Let $G$ be the group $G=PSL(2,13)$. I conjecture the following :
(1) If $H$ is a subgroup of order $3$ and $N$ is a subgroup of order $7$ (so that both $H$ and $N$ are cylic), then $H\cup N$ generates the whole of $G$.
(2) If $H$ is a subgroup of order $4$ and $N$ is a subgroup of order $13$ (so that $N$ is cylic but $H$ is not, as $G$ has no element of order $4$), then $H\cup N$ generates the whole of $G$.
Any ideas on how to show (1) or (2) ? I'd prefer computer-free proofs.
Context : If true, those conjectures would imply that $G$ has no subgroups of order $3\times 7$ or $4\times 13$, yielding a partial answer to this other question.
My thoughts: When $N$ or $H$ is cyclic with order different from the characteristic, we can generate it by an element that can be diagonalized in an algebraic closure of ${\mathbb F}_{13}$. I'm not sure how to continue from here though.
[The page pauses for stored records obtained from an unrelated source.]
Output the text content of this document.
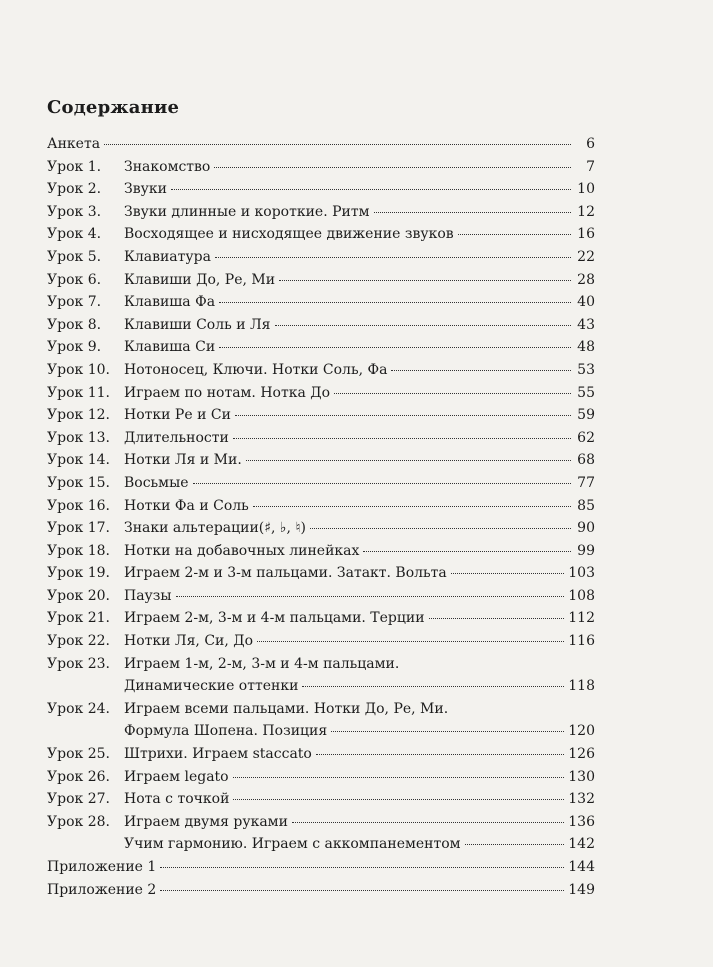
Содержание
Анкета	6
Урок 1.	Знакомство	7
Урок 2.	Звуки	10
Урок 3.	Звуки длинные и короткие. Ритм	12
Урок 4.	Восходящее и нисходящее движение звуков	16
Урок 5.	Клавиатура	22
Урок 6.	Клавиши До, Ре, Ми	28
Урок 7.	Клавиша Фа	40
Урок 8.	Клавиши Соль и Ля	43
Урок 9.	Клавиша Си	48
Урок 10.	Нотоносец, Ключи. Нотки Соль, Фа	53
Урок 11.	Играем по нотам. Нотка До	55
Урок 12.	Нотки Ре и Си	59
Урок 13.	Длительности	62
Урок 14.	Нотки Ля и Ми.	68
Урок 15.	Восьмые	77
Урок 16.	Нотки Фа и Соль	85
Урок 17.	Знаки альтерации(♯, ♭, ♮)	90
Урок 18.	Нотки на добавочных линейках	99
Урок 19.	Играем 2-м и 3-м пальцами. Затакт. Вольта	103
Урок 20.	Паузы	108
Урок 21.	Играем 2-м, 3-м и 4-м пальцами. Терции	112
Урок 22.	Нотки Ля, Си, До	116
Урок 23.	Играем 1-м, 2-м, 3-м и 4-м пальцами.
Динамические оттенки	118
Урок 24.	Играем всеми пальцами. Нотки До, Ре, Ми.
Формула Шопена. Позиция	120
Урок 25.	Штрихи. Играем staccato	126
Урок 26.	Играем legato	130
Урок 27.	Нота с точкой	132
Урок 28.	Играем двумя руками	136
Учим гармонию. Играем с аккомпанементом	142
Приложение 1	144
Приложение 2	149
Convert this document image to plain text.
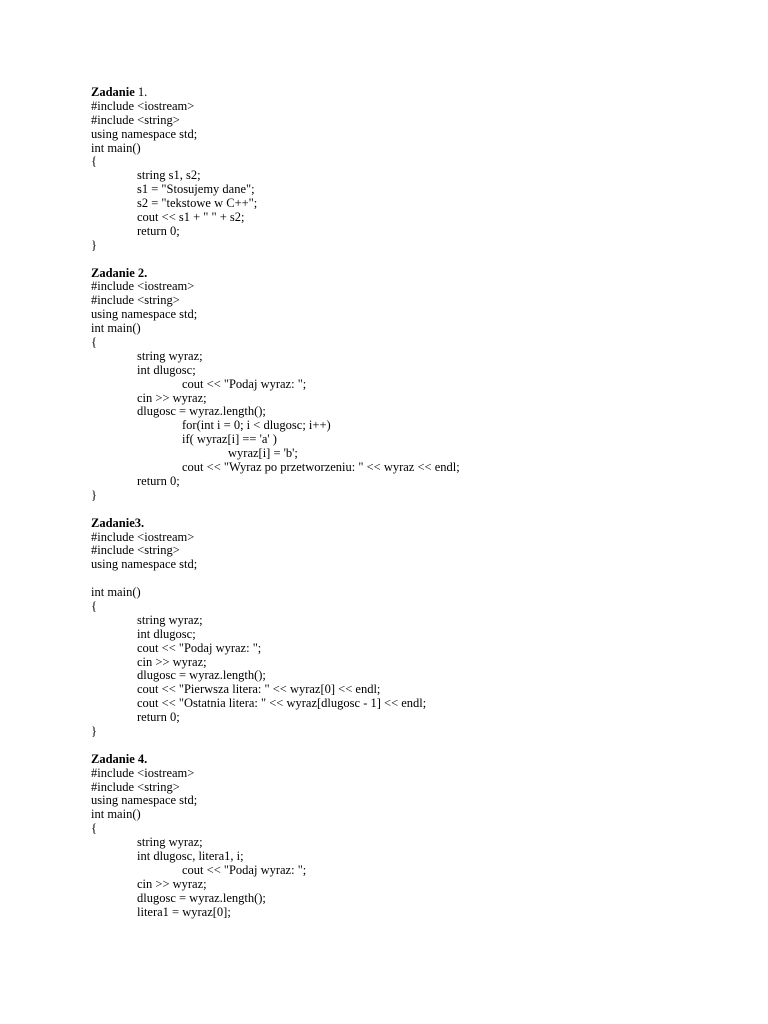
Zadanie 1.
#include <iostream>
#include <string>
using namespace std;
int main()
{
string s1, s2;
s1 = "Stosujemy dane";
s2 = "tekstowe w C++";
cout << s1 + " " + s2;
return 0;
}
Zadanie 2.
#include <iostream>
#include <string>
using namespace std;
int main()
{
string wyraz;
int dlugosc;
cout << "Podaj wyraz: ";
cin >> wyraz;
dlugosc = wyraz.length();
for(int i = 0; i < dlugosc; i++)
if( wyraz[i] == 'a' )
wyraz[i] = 'b';
cout << "Wyraz po przetworzeniu: " << wyraz << endl;
return 0;
}
Zadanie3.
#include <iostream>
#include <string>
using namespace std;
int main()
{
string wyraz;
int dlugosc;
cout << "Podaj wyraz: ";
cin >> wyraz;
dlugosc = wyraz.length();
cout << "Pierwsza litera: " << wyraz[0] << endl;
cout << "Ostatnia litera: " << wyraz[dlugosc - 1] << endl;
return 0;
}
Zadanie 4.
#include <iostream>
#include <string>
using namespace std;
int main()
{
string wyraz;
int dlugosc, litera1, i;
cout << "Podaj wyraz: ";
cin >> wyraz;
dlugosc = wyraz.length();
litera1 = wyraz[0];
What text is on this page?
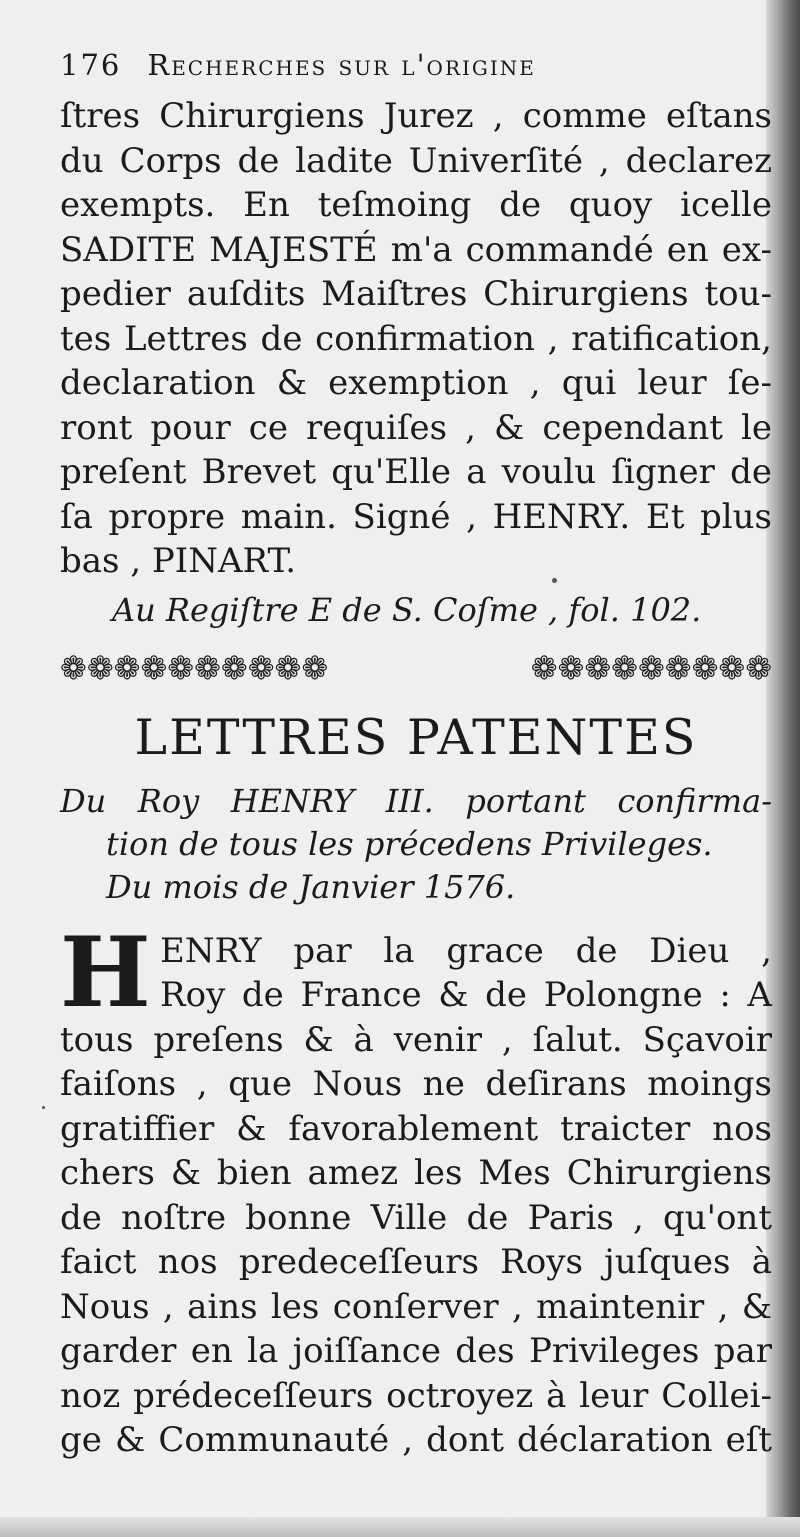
176 Recherches sur l'origine
ſtres Chirurgiens Jurez , comme eſtans
du Corps de ladite Univerſité , declarez
exempts. En teſmoing de quoy icelle
SADITE MAJESTÉ m'a commandé en ex-
pedier auſdits Maiſtres Chirurgiens tou-
tes Lettres de confirmation , ratification,
declaration & exemption , qui leur ſe-
ront pour ce requiſes , & cependant le
preſent Brevet qu'Elle a voulu ſigner de
ſa propre main. Signé , HENRY. Et plus
bas , PINART.
Au Regiſtre E de S. Coſme , fol. 102.
❁❁❁❁❁❁❁❁❁❁	❁❁❁❁❁❁❁❁❁
LETTRES PATENTES
Du Roy HENRY III. portant confirma-
tion de tous les précedens Privileges.
Du mois de Janvier 1576.
H ENRY par la grace de Dieu ,
Roy de France & de Polongne : A
tous preſens & à venir , ſalut. Sçavoir
faiſons , que Nous ne deſirans moings
gratiffier & favorablement traicter nos
chers & bien amez les Mes Chirurgiens
de noſtre bonne Ville de Paris , qu'ont
faict nos predeceſſeurs Roys juſques à
Nous , ains les conſerver , maintenir , &
garder en la joiſſance des Privileges par
noz prédeceſſeurs octroyez à leur Collei-
ge & Communauté , dont déclaration eſt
Here's the outline of an answer to (2).
In $\text{SL}(2,13)$ we can see by inspection that $$ \left\{ \begin{bmatrix} 1 & x\\ 0 & 1\\ \end{bmatrix} \mid x\in\mathbb{F}_{13} \right\} $$ is a Sylow-13-subgroup, and we can the calculate and see that $$ \left\{ \begin{bmatrix} \zeta & x\\ 0 & \zeta^{-1}\\ \end{bmatrix} \mid x\in\mathbb{F}_{13}, \zeta\in\mathbb{F}_{13}^{*} \right\} $$ is its normaliser.
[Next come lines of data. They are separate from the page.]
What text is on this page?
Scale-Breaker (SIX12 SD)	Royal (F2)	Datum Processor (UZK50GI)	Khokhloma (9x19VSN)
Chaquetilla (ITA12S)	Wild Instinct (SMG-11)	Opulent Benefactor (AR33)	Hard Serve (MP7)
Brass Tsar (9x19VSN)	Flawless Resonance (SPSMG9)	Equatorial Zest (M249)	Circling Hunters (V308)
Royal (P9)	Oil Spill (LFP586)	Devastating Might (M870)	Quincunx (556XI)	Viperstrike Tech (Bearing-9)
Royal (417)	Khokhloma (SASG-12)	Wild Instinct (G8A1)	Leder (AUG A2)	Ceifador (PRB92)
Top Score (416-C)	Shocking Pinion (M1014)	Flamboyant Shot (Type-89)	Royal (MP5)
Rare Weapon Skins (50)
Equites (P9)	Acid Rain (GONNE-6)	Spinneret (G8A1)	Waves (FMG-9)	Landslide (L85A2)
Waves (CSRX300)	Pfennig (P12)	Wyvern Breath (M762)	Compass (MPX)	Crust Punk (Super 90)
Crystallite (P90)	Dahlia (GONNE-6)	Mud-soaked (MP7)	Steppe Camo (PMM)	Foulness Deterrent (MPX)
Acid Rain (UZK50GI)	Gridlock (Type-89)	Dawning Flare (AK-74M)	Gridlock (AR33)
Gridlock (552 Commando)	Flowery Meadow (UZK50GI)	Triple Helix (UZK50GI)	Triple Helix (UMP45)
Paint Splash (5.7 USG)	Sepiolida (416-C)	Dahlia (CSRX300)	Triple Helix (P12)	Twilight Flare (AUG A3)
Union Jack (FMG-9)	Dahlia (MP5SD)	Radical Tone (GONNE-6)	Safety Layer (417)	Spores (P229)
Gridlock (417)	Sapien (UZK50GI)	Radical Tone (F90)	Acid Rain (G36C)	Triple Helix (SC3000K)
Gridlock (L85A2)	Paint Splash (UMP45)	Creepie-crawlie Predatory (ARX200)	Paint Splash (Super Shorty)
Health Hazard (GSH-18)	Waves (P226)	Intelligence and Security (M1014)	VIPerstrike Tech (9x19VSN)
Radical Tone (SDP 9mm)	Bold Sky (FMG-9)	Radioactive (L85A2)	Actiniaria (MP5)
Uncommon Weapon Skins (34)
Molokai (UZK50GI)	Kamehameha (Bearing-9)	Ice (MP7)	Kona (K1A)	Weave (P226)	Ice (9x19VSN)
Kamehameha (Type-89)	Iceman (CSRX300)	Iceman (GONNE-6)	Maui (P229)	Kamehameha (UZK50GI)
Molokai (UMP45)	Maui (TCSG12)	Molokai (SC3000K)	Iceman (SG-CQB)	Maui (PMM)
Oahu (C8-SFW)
Now in $\text{PSL}(2,13)$ let $H$ be of order $4$ and $N$ be of order $13$; we can take (by Sylow) $N$ to be the image of the matrix group above modulo $\{\pm I\}$. Let $K$ be a subgroup containing both $H$ and $N$; by Lagrange the order of $K$ is divisible by $4.13$.
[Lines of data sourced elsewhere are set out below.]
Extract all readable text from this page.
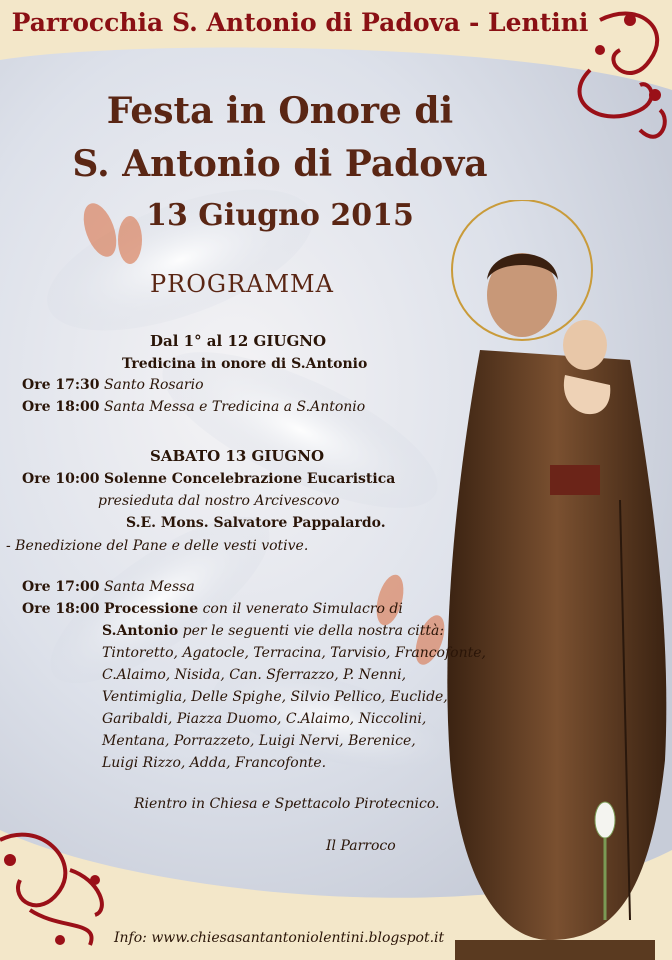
Parrocchia S. Antonio di Padova - Lentini
Festa in Onore di
S. Antonio di Padova
13 Giugno 2015
PROGRAMMA
Dal 1° al 12 GIUGNO
Tredicina in onore di S.Antonio
Ore 17:30 Santo Rosario
Ore 18:00 Santa Messa e Tredicina a S.Antonio
SABATO 13 GIUGNO
Ore 10:00 Solenne Concelebrazione Eucaristica
presieduta dal nostro Arcivescovo
S.E. Mons. Salvatore Pappalardo.
- Benedizione del Pane e delle vesti votive.
Ore 17:00 Santa Messa
Ore 18:00 Processione con il venerato Simulacro di
S.Antonio per le seguenti vie della nostra città:
Tintoretto, Agatocle, Terracina, Tarvisio, Francofonte,
C.Alaimo, Nisida, Can. Sferrazzo, P. Nenni,
Ventimiglia, Delle Spighe, Silvio Pellico, Euclide,
Garibaldi, Piazza Duomo, C.Alaimo, Niccolini,
Mentana, Porrazzeto, Luigi Nervi, Berenice,
Luigi Rizzo, Adda, Francofonte.
Rientro in Chiesa e Spettacolo Pirotecnico.
Il Parroco
Info: www.chiesasantantoniolentini.blogspot.it
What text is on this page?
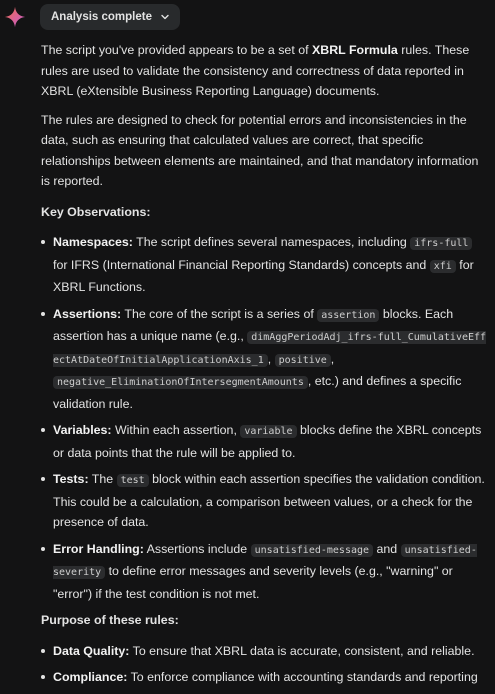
Analysis complete

The script you've provided appears to be a set of XBRL Formula rules. These rules are used to validate the consistency and correctness of data reported in XBRL (eXtensible Business Reporting Language) documents.

The rules are designed to check for potential errors and inconsistencies in the data, such as ensuring that calculated values are correct, that specific relationships between elements are maintained, and that mandatory information is reported.

Key Observations:
Namespaces: The script defines several namespaces, including ifrs-full for IFRS (International Financial Reporting Standards) concepts and xfi for XBRL Functions.
Assertions: The core of the script is a series of assertion blocks. Each assertion has a unique name (e.g., dimAggPeriodAdj_ifrs-full_CumulativeEffectAtDateOfInitialApplicationAxis_1 , positive , negative_EliminationOfIntersegmentAmounts , etc.) and defines a specific validation rule.
Variables: Within each assertion, variable blocks define the XBRL concepts or data points that the rule will be applied to.
Tests: The test block within each assertion specifies the validation condition. This could be a calculation, a comparison between values, or a check for the presence of data.
Error Handling: Assertions include unsatisfied-message and unsatisfied-severity to define error messages and severity levels (e.g., "warning" or "error") if the test condition is not met.
Purpose of these rules:
Data Quality: To ensure that XBRL data is accurate, consistent, and reliable.
Compliance: To enforce compliance with accounting standards and reporting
We want to exclude the possibilities $|K|/52=1,3,7$.
The first two are impossible; each would by Sylow have a normal Sylow-13-subgroup, and our calculation above shows that this is not so.
The third case is also impossible. If $|K|=4.13.7$ then its Sylow-7-subgroup must be normal. That is a cyclic subgroup of order 7 will be normalised by an element of order 13; as $13\not|\ (7-1)$ the element of 13 will centralise the element of order 7. That is, an element of order 13 is centralised by an element of order 7. Our calulation above shows that is not so.
As to question (1) you can check by Sylow that any proper subgroup of order divisible by 21 has a normal Sylow-7-subgroup. In each case this will then have to be normalised by an element of order $3$. But even in $\text{SL}(2,169)$ (where we can diagonalise an element of order $7$) we can check that the elements of order 7 are conjugate to their inverses only, so that the element of order 3 will centralise the element of order $7$. However, in $\text{SL}(2,13)$ an element of order 3 is conjugate to $\text{diag}(\omega, \omega^2)$ (where $\omega$ is the cube root of $1$ in $\mathbb{F}_{13}$), and we can calculate the centraliser and see that there are no elements of order $7$.